6. Take Recovery Days Seriously
The day after a tough workout, the most you want to do is jog lightly or do some form of cross-training, like cycling. You need a recovery day after a hard day. No exceptions. Constantly pushing your body will only result in compromising your body.
7. Strengthen Your Whole Body
Good runners condition their whole bodies. The arms drive the legs. Keep your upper body and core toned with a lot of push-ups, pull-ups, sit-ups, and back raises (don’t forget that the back is part of the core). Exercises like pilates, climbing, and dynamic flexibility work like yoga can help build your supporting muscles and allow you to run better and faster.
8. Get More Sleep
As runners, we need more sleep than the average person. When you train hard, sleeping gives your muscles time to rest. When we sleep, our body releases growth hormone. This is what stimulates muscle growth and repair, as well as bone building and fat burning. It enables you to run again another day.
9. No Food In 2 Hours
Wait for about two hours after a meal before running.

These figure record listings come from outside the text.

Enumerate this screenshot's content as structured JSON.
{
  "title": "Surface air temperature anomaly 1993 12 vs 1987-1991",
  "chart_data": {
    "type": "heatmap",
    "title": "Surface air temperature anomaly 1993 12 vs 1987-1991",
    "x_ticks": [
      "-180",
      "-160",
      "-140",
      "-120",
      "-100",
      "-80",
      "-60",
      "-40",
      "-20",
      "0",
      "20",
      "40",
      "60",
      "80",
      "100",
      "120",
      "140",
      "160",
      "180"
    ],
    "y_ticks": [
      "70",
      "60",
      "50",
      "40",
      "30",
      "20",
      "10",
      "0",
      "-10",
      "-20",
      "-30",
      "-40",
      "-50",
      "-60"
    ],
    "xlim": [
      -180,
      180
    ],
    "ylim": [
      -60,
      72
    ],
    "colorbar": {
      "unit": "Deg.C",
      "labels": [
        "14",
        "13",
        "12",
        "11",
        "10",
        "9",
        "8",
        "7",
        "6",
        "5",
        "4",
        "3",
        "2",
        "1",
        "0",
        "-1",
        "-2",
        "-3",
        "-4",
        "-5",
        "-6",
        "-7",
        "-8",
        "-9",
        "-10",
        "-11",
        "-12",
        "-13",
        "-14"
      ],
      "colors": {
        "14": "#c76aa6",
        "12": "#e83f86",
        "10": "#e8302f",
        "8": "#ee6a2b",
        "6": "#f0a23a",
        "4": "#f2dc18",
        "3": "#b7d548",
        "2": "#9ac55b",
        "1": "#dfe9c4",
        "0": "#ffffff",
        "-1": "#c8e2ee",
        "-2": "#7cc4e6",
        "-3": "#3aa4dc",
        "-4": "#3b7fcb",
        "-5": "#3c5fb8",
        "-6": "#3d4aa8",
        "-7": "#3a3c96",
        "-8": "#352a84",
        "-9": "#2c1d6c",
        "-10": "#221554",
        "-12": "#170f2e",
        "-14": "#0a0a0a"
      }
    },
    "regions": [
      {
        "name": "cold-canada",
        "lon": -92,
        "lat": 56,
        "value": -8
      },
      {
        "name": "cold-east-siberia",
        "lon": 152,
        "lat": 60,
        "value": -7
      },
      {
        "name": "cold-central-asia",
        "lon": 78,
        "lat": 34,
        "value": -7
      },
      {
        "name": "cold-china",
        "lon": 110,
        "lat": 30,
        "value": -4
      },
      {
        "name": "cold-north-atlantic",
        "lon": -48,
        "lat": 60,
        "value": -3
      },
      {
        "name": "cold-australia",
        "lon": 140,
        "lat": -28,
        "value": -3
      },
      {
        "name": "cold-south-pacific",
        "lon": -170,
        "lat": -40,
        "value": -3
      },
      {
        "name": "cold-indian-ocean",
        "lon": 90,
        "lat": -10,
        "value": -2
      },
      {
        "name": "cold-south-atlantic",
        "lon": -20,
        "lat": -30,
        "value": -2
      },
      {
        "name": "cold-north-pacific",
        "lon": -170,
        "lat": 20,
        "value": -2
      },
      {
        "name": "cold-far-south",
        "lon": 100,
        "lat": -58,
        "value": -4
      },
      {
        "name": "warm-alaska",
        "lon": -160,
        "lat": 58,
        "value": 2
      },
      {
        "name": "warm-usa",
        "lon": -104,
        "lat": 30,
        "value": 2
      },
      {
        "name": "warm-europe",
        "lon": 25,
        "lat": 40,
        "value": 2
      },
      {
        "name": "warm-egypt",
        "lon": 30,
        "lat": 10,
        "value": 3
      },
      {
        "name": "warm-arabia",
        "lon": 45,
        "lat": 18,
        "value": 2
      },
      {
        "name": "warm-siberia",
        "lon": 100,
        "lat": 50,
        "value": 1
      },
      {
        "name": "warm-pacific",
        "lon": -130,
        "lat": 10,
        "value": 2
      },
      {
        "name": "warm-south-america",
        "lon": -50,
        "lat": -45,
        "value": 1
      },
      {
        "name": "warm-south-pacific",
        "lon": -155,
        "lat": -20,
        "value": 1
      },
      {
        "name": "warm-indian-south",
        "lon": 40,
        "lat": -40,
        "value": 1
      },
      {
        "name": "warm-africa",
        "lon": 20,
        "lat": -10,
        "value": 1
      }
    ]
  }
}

Two hours is the average time for food to empty from the stomach. If you don’t wait long enough, food will not be properly digested, raising the risk of abdominal cramps, bloating, and even vomiting. Try to stick with familiar food that works for your body too.
10. Wear The Right Running Shoes
The second most common cause of injuries, next to running too much on hard surfaces, is foot pronation and shoe instability. Choose a pair of shoes that is lightweight and yet offers the support you need. Also, replace your running shoes once they’ve covered 400 to 500 miles.